Bug 2048832

Summary: conf_url_rados: verify reload of exports when notified by Ceph's object watch-notify mechanism
Product: [Red Hat Storage] Red Hat Ceph Storage Reporter: Ram Raja <rraja>
Component: NFS-GaneshaAssignee: Venky Shankar <vshankar>
Status: NEW --- QA Contact: Vidushi Mishra <vimishra>
Severity: high Docs Contact:
Priority: medium    
Version: 5.1CC: aramteke, ffilz, fpantano, gfarnum, gfidente, gouthamr, hyelloji, kkeithle, mbenjamin, vereddy
Target Milestone: ---Keywords: CodeChange
Target Release: Backlog   
Hardware: Unspecified   
OS: Unspecified   
Whiteboard:
Fixed In Version: Doc Type: If docs needed, set a value
Doc Text:
Story Points: ---
Clone Of: Environment:
Last Closed: Type: Bug
Regression: --- Mount Type: ---
Documentation: --- CRM:
Verified Versions: Category: ---
oVirt Team: --- RHEL 7.3 requirements from Atomic Host:
Cloudforms Team: --- Target Upstream Version:
Embargoed:
Bug Depends On:    
Bug Blocks: 1961115, 2160010    

Description Ram Raja 2022-01-31 23:05:32 UTC
Description of problem:

By setting watch_url in RADOS_URLS config block, we can have nfs-ganesha watch a Ceph RADOS object. When an application (e.g., ceph's mgr/nfs module) wants ganesha to dynamically reload its exports, it notifies the watched RADOS object and makes nfs-ganesha send itself a SIGHUP. The watch callback handler, 'rados_url_watchcb', sends ack back to the notifier before sending SIGHUP to reload ganesha's exports [1]. This means that the application isn't aware of the result of the config reload. This is unlike DBus Add/Remove/Update Export interfaces that sends success or error message back to the application.

Proposed solution:

Jeff Layton suggested that the watch callback handler could directly call reread_config() and send back errors. This will mean that the watch callback will block and wait for some event. The change won't be trivial as possible deadlocks will need to be avoided. The Ceph context where the watch callback runs, and the librados mutexes held in it will need to be considered.

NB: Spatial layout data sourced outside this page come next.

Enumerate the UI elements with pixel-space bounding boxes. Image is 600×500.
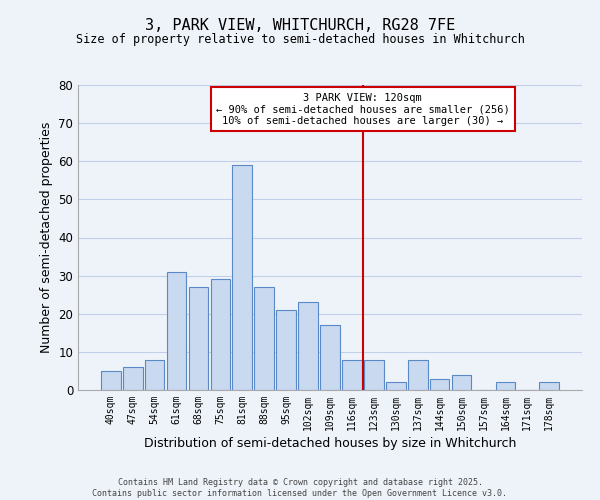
Bar: [298, 302, 318, 390]
Text: 3 PARK VIEW: 120sqm
← 90% of semi-detached houses are smaller (256)
10% of semi-: 3 PARK VIEW: 120sqm ← 90% of semi-detach…: [216, 92, 509, 126]
Bar: [167, 272, 187, 390]
X-axis label: Distribution of semi-detached houses by size in Whitchurch: Distribution of semi-detached houses by …: [144, 437, 516, 450]
Bar: [386, 382, 406, 390]
Bar: [408, 360, 428, 390]
Bar: [101, 371, 121, 390]
Text: Contains HM Land Registry data © Crown copyright and database right 2025.
Contai: Contains HM Land Registry data © Crown c…: [92, 478, 508, 498]
Bar: [452, 375, 472, 390]
Bar: [342, 360, 362, 390]
Bar: [430, 378, 449, 390]
Text: Size of property relative to semi-detached houses in Whitchurch: Size of property relative to semi-detach…: [76, 32, 524, 46]
Bar: [254, 287, 274, 390]
Bar: [320, 325, 340, 390]
Bar: [123, 367, 143, 390]
Bar: [188, 287, 208, 390]
Bar: [211, 280, 230, 390]
Bar: [539, 382, 559, 390]
Bar: [276, 310, 296, 390]
Bar: [496, 382, 515, 390]
Text: 3, PARK VIEW, WHITCHURCH, RG28 7FE: 3, PARK VIEW, WHITCHURCH, RG28 7FE: [145, 18, 455, 32]
Bar: [232, 165, 252, 390]
Y-axis label: Number of semi-detached properties: Number of semi-detached properties: [40, 122, 53, 353]
Bar: [145, 360, 164, 390]
Bar: [364, 360, 384, 390]
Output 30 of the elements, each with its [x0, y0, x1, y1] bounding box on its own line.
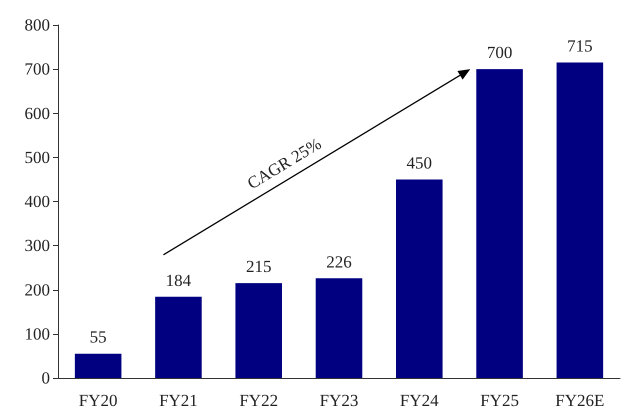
- bar: [316, 278, 362, 378]
- y-tick-label: 400: [24, 192, 50, 211]
- bar: [556, 62, 604, 378]
- bar: [235, 283, 282, 378]
- y-tick-label: 300: [24, 236, 50, 256]
- y-tick-label: 500: [24, 148, 50, 167]
- data-label: 55: [90, 328, 107, 347]
- data-label: 215: [246, 257, 272, 276]
- y-tick-label: 800: [24, 16, 50, 34]
- x-tick-label: FY22: [239, 391, 278, 410]
- y-tick-label: 200: [24, 280, 50, 300]
- data-label: 715: [567, 36, 593, 56]
- y-tick-label: 700: [24, 60, 50, 79]
- y-tick-label: 100: [24, 324, 50, 344]
- x-tick-label: FY21: [159, 391, 198, 410]
- data-label: 700: [486, 43, 512, 62]
- y-tick-label: 0: [42, 368, 50, 388]
- x-tick-label: FY26E: [555, 391, 604, 410]
- bar: [396, 179, 443, 378]
- bar: [155, 296, 202, 378]
- bar: [74, 354, 122, 378]
- x-tick-label: FY25: [480, 391, 519, 410]
- y-tick-label: 600: [24, 104, 50, 123]
- x-tick-label: FY23: [320, 391, 358, 410]
- data-label: 450: [406, 153, 432, 172]
- x-tick-label: FY24: [400, 391, 440, 410]
- bar: [476, 69, 523, 378]
- data-label: 226: [326, 252, 352, 272]
- x-tick-label: FY20: [78, 391, 118, 410]
- data-label: 184: [166, 270, 192, 290]
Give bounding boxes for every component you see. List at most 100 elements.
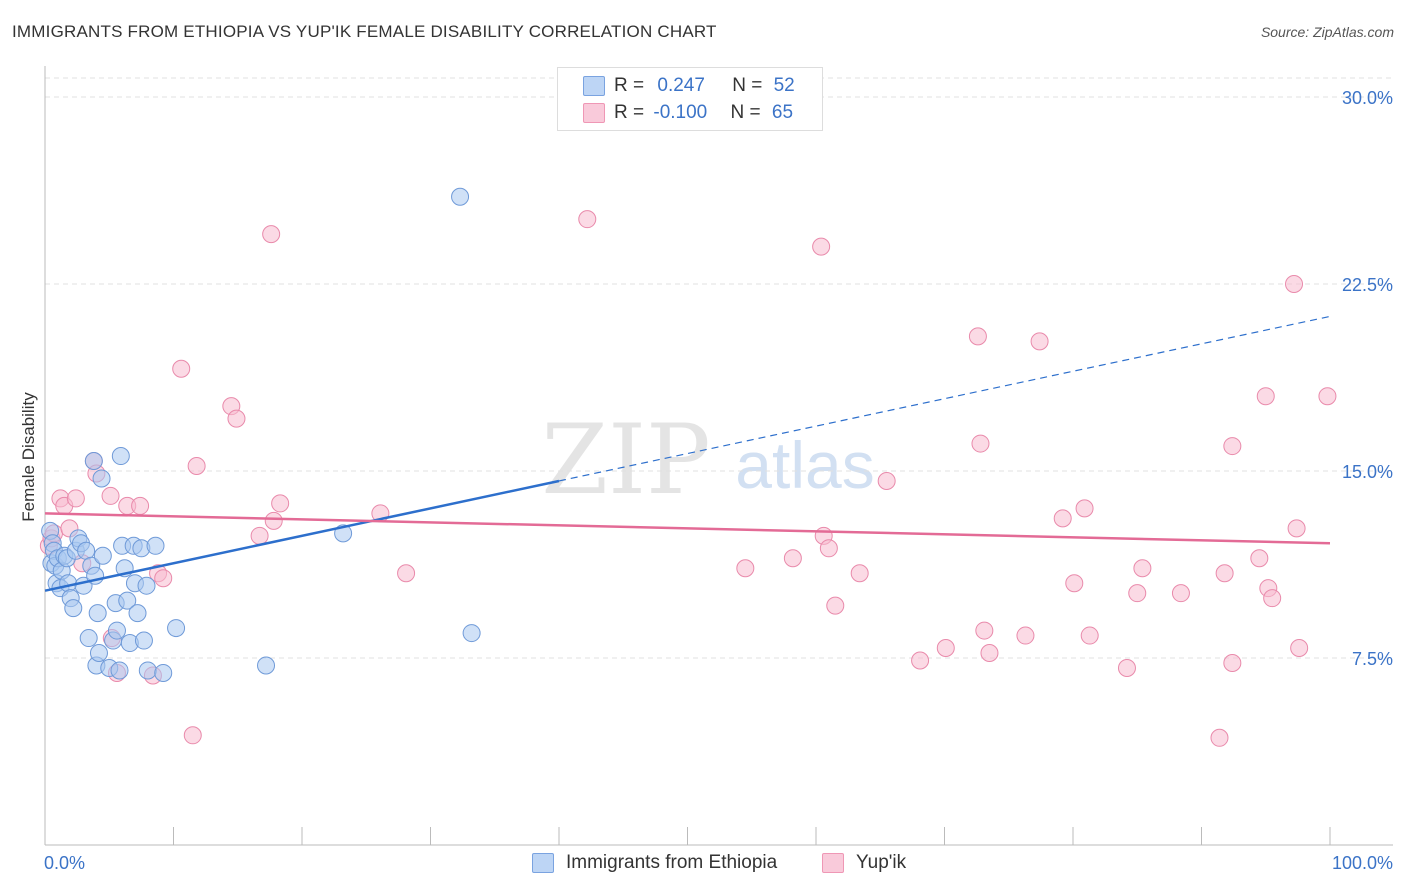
legend-item-yupik[interactable]: Yup'ik <box>822 852 906 874</box>
ethiopia-n-value: 52 <box>773 75 795 96</box>
yupik-point <box>1128 584 1147 603</box>
ethiopia-swatch <box>583 76 605 96</box>
yupik-point <box>101 486 120 505</box>
yupik-point <box>154 569 173 588</box>
yupik-point <box>131 496 150 515</box>
chart-title: IMMIGRANTS FROM ETHIOPIA VS YUP'IK FEMAL… <box>12 22 717 41</box>
yupik-swatch <box>583 103 605 123</box>
yupik-point <box>1263 589 1282 608</box>
yupik-point <box>1053 509 1072 528</box>
yupik-point <box>968 327 987 346</box>
ethiopia-point <box>138 661 157 680</box>
ethiopia-point <box>107 621 126 640</box>
ethiopia-point <box>128 604 147 623</box>
yupik-point <box>1133 559 1152 578</box>
ethiopia-point <box>146 536 165 555</box>
yupik-point <box>172 359 191 378</box>
ethiopia-r-label: R = <box>614 75 650 96</box>
axes <box>44 66 1393 846</box>
ethiopia-trend-line <box>44 479 560 592</box>
ethiopia-point <box>118 591 137 610</box>
yupik-point <box>1016 626 1035 645</box>
yupik-point <box>911 651 930 670</box>
y-tick-label: 15.0% <box>1342 462 1393 482</box>
yupik-point <box>183 726 202 745</box>
yupik-point <box>397 564 416 583</box>
yupik-point <box>1250 549 1269 568</box>
yupik-point <box>1171 584 1190 603</box>
yupik-point <box>578 210 597 229</box>
yupik-point <box>1256 387 1275 406</box>
yupik-n-value: 65 <box>771 102 794 123</box>
source-label: Source: ZipAtlas.com <box>1260 24 1394 40</box>
ethiopia-point <box>110 661 129 680</box>
y-tick-label: 30.0% <box>1342 88 1393 108</box>
ethiopia-point <box>451 187 470 206</box>
correlation-legend: R = 0.247 N = 52 R = -0.100 N = 65 <box>557 67 823 131</box>
ethiopia-point <box>64 599 83 618</box>
y-tick-label: 22.5% <box>1342 275 1393 295</box>
yupik-point <box>783 549 802 568</box>
yupik-point <box>1065 574 1084 593</box>
yupik-point <box>271 494 290 513</box>
yupik-point <box>850 564 869 583</box>
watermark-zip: ZIP <box>541 404 710 516</box>
x-tick-label-max: 100.0% <box>1332 853 1393 873</box>
yupik-point <box>1030 332 1049 351</box>
yupik-point <box>227 409 246 428</box>
ethiopia-point <box>257 656 276 675</box>
ethiopia-point <box>111 447 130 466</box>
y-tick-label: 7.5% <box>1352 649 1393 669</box>
ethiopia-legend-label: Immigrants from Ethiopia <box>566 852 778 873</box>
yupik-point <box>975 621 994 640</box>
yupik-point <box>1287 519 1306 538</box>
yupik-point <box>187 457 206 476</box>
yupik-point <box>1290 639 1309 658</box>
yupik-point <box>819 539 838 558</box>
ethiopia-point <box>79 629 98 648</box>
yupik-point <box>1080 626 1099 645</box>
zipatlas-watermark: ZIP atlas <box>541 404 874 516</box>
ethiopia-point <box>92 469 111 488</box>
ethiopia-point <box>84 452 103 471</box>
ethiopia-point <box>77 541 96 560</box>
yupik-trend-line <box>44 512 1331 545</box>
ethiopia-point <box>462 624 481 643</box>
yupik-r-value: -0.100 <box>653 102 708 123</box>
yupik-point <box>877 471 896 490</box>
yupik-r-label: R = <box>614 102 650 123</box>
yupik-point <box>980 644 999 663</box>
ethiopia-point <box>167 619 186 638</box>
yupik-legend-swatch <box>822 853 844 873</box>
yupik-point <box>1285 275 1304 293</box>
legend-item-ethiopia[interactable]: Immigrants from Ethiopia <box>532 852 777 874</box>
yupik-point <box>826 596 845 615</box>
yupik-point <box>1215 564 1234 583</box>
yupik-point <box>971 434 990 453</box>
yupik-point <box>1075 499 1094 518</box>
yupik-point <box>1318 387 1337 406</box>
ethiopia-legend-swatch <box>532 853 554 873</box>
yupik-point <box>1223 437 1242 456</box>
yupik-point <box>812 237 831 256</box>
ethiopia-point <box>88 604 107 623</box>
ethiopia-point <box>93 546 112 565</box>
yupik-point <box>66 489 85 508</box>
ethiopia-point <box>137 576 156 595</box>
ethiopia-point <box>89 644 108 663</box>
yupik-point <box>250 526 269 545</box>
y-axis-title: Female Disability <box>19 392 38 522</box>
series-legend: Immigrants from Ethiopia Yup'ik <box>0 852 1406 876</box>
gridlines <box>45 77 1393 659</box>
ethiopia-point <box>154 663 173 682</box>
yupik-n-label: N = <box>730 102 766 123</box>
yupik-point <box>936 639 955 658</box>
yupik-point <box>1223 653 1242 672</box>
yupik-point <box>1210 728 1229 747</box>
yupik-legend-label: Yup'ik <box>856 852 907 873</box>
yupik-point <box>736 559 755 578</box>
ethiopia-point <box>134 631 153 650</box>
trend-lines <box>44 315 1331 592</box>
ethiopia-n-label: N = <box>732 75 768 96</box>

[1] https://github.com/nfs-ganesha/nfs-ganesha/commit/b75f5f84fc#diff-bd5efdcc946acd67af5f6149d67c6d651a6f4abb6cbb8823fba167e39fca6c32R364

Comment 1 RHEL Program Management 2022-01-31 23:05:39 UTC
Please specify the severity of this bug. Severity is defined here:
https://bugzilla.redhat.com/page.cgi?id=fields.html#bug_severity.

Comment 2 Ram Raja 2022-01-31 23:19:47 UTC
Use case:

OpenStack Manila's CephFS NFS driver wants to use Ceph's object watch/notify mechanism to dynamically add/remove/update NFS exports. The driver is currently using DBus add/remove/update exports signals that sends back the result of the exports being reloaded. So the manila driver expects Ceph's object watch/notify mechanism to similarly return the result of ganesha export reloads.

Comment 4 Frank Filz 2022-01-31 23:52:43 UTC
That could certainly be done and would not be a huge effort, other than resolving any deadlock issues. Hopefully any locks could be dropped before invoking the Ganesha export reload since that would be a side effect of the data base changes.